In fact, they should be the same because we use the same demand function and demand curve, namely:
y = −10x + 140
You can use manual solution to get above equation or instantaneously. For a manual solution, you can use the following formula to apply both cases:
(y − y1)/(y2 − y1)= (x − x1)/(x2 − x1)
- (x1,y1) = (10,40)
- (x2,y2) = (8,60)
(y – 40) / (60 – 40) = (x – 10) / (8 – 10)
(y – 40) / 20 = (x – 10) / – 2
(y – 40) * -2 = (x – 10) * 20
-2y + 80 = 20x – 200
-2y = 20 x – 280
y = -10x + 140
- (x1,y1) = (8,60)
- (x2,y2) = (10,40)
(y – 60) / (40 – 60) = (x – 8) / (10 – 8)
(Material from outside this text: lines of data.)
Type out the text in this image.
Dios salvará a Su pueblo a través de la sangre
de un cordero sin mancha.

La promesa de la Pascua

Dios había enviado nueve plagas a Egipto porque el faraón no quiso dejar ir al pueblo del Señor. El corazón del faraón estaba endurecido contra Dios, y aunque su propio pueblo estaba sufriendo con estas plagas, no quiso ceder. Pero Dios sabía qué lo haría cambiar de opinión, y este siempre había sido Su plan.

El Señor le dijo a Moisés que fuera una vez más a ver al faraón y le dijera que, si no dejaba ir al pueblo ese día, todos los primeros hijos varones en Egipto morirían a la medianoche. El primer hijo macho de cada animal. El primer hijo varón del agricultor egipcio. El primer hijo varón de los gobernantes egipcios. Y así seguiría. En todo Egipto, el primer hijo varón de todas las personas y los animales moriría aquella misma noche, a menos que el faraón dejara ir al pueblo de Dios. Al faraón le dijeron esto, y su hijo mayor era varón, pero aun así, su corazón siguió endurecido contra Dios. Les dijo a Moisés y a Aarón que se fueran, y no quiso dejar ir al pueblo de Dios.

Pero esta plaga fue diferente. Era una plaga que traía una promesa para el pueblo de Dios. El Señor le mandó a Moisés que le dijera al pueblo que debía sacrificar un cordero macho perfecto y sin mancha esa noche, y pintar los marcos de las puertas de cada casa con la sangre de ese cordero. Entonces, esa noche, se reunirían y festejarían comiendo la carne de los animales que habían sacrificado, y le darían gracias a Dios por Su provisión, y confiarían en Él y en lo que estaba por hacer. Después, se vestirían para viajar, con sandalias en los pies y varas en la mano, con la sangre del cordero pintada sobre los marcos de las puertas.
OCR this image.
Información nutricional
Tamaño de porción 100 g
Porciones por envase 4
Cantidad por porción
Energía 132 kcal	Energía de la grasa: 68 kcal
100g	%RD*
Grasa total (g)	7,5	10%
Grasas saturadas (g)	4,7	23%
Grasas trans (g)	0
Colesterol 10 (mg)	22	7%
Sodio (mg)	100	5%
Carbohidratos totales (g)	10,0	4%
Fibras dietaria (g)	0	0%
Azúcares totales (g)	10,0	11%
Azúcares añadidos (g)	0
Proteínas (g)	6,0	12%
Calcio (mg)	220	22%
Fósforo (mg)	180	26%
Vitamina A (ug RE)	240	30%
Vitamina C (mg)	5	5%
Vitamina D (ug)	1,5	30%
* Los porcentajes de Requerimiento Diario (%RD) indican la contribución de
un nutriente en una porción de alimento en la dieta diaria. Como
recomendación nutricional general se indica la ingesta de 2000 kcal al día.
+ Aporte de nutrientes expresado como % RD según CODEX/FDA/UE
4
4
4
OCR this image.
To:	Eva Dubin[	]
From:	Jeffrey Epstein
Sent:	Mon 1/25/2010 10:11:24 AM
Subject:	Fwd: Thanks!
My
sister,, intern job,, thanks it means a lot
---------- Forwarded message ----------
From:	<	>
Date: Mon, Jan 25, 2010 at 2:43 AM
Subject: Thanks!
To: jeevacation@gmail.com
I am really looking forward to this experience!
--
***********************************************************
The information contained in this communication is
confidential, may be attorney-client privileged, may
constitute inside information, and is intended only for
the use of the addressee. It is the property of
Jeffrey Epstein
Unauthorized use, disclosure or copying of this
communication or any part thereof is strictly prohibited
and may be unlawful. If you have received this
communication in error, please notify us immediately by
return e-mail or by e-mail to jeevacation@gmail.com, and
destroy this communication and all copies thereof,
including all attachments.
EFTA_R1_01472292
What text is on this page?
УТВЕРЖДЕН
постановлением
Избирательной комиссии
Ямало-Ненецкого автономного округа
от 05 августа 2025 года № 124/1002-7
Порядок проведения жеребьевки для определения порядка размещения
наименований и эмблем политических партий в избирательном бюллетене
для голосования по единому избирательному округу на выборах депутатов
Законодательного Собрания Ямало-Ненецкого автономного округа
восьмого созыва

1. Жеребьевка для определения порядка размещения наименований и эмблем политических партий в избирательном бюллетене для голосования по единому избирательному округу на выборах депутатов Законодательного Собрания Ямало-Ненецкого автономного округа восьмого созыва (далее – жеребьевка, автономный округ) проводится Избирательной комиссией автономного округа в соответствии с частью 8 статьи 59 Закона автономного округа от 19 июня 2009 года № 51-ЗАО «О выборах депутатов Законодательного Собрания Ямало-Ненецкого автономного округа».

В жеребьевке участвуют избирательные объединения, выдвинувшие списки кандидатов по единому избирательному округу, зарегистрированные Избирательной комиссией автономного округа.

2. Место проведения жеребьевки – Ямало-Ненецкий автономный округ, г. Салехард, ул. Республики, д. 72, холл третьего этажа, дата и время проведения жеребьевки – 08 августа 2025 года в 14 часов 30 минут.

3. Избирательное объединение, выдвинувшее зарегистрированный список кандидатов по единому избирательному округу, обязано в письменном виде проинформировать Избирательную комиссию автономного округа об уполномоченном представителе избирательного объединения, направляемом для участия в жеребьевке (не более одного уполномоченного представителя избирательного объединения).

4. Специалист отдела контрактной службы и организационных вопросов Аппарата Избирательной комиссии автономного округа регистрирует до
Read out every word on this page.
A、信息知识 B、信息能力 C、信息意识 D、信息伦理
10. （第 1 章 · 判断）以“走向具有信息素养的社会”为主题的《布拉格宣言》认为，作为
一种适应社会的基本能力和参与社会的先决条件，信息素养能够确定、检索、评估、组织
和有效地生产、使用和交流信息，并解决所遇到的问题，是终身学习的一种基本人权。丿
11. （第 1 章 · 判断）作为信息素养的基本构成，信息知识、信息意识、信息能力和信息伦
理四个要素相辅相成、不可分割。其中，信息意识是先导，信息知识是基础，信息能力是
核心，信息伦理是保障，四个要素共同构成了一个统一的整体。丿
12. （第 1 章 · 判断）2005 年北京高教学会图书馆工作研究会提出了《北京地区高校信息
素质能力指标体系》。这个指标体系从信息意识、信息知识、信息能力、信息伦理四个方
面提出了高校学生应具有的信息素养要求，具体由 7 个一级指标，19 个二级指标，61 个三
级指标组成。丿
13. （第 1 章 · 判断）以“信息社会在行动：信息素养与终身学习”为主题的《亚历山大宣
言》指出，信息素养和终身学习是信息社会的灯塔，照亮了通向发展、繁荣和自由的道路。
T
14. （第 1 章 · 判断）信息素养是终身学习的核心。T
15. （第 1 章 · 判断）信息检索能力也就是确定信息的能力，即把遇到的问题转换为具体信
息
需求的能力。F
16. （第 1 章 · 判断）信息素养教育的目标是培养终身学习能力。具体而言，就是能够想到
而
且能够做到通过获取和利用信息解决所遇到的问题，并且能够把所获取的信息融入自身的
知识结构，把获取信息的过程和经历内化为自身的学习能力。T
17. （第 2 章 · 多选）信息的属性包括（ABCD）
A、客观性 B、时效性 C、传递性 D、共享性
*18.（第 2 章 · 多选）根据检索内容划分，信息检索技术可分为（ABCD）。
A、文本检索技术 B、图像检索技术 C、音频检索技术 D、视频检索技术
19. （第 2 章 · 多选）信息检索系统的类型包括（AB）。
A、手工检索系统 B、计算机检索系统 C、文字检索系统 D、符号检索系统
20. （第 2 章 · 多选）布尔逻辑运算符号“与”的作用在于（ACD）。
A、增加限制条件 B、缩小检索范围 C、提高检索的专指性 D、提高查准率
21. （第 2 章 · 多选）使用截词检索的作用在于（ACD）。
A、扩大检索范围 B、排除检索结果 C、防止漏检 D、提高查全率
(y – 40) / – 20 = (x – 10) / 2
(y – 40) * 2 = (x – 10) * -20
2y – 80 = -20x + 200
2y = -20 x + 280
y = -10x + 140
To solve this problem, we can use the arc elasticity formula. Here are the calculations for both cases:
- First case = [(60 – 40)/((60 + 40)]/ [(8 – 10)/((8 + 10)/2)] = 0.4 / -0.22 = -1.82
- Second case = [(40 – 60)/((40 + 60)/2)]/ [(10 – 8)/((8 + 10)/2)] = -1.82
In conclusion, if we use arc elasticity, we don’t have to worry about which point is the starting point and the end point. Since we use the midpoint (average) as the denominator, we get the same elasticity value whether the price goes up or down.
On the other hand, below the point elasticity, an increase or decrease in price affects the denominator we use. That ends up producing two different elasticity figures.
Thus, arc elasticity is useful when there is a large enough change in price. However, if the changes in price and quantity demanded are very small, the two tend to produce close values.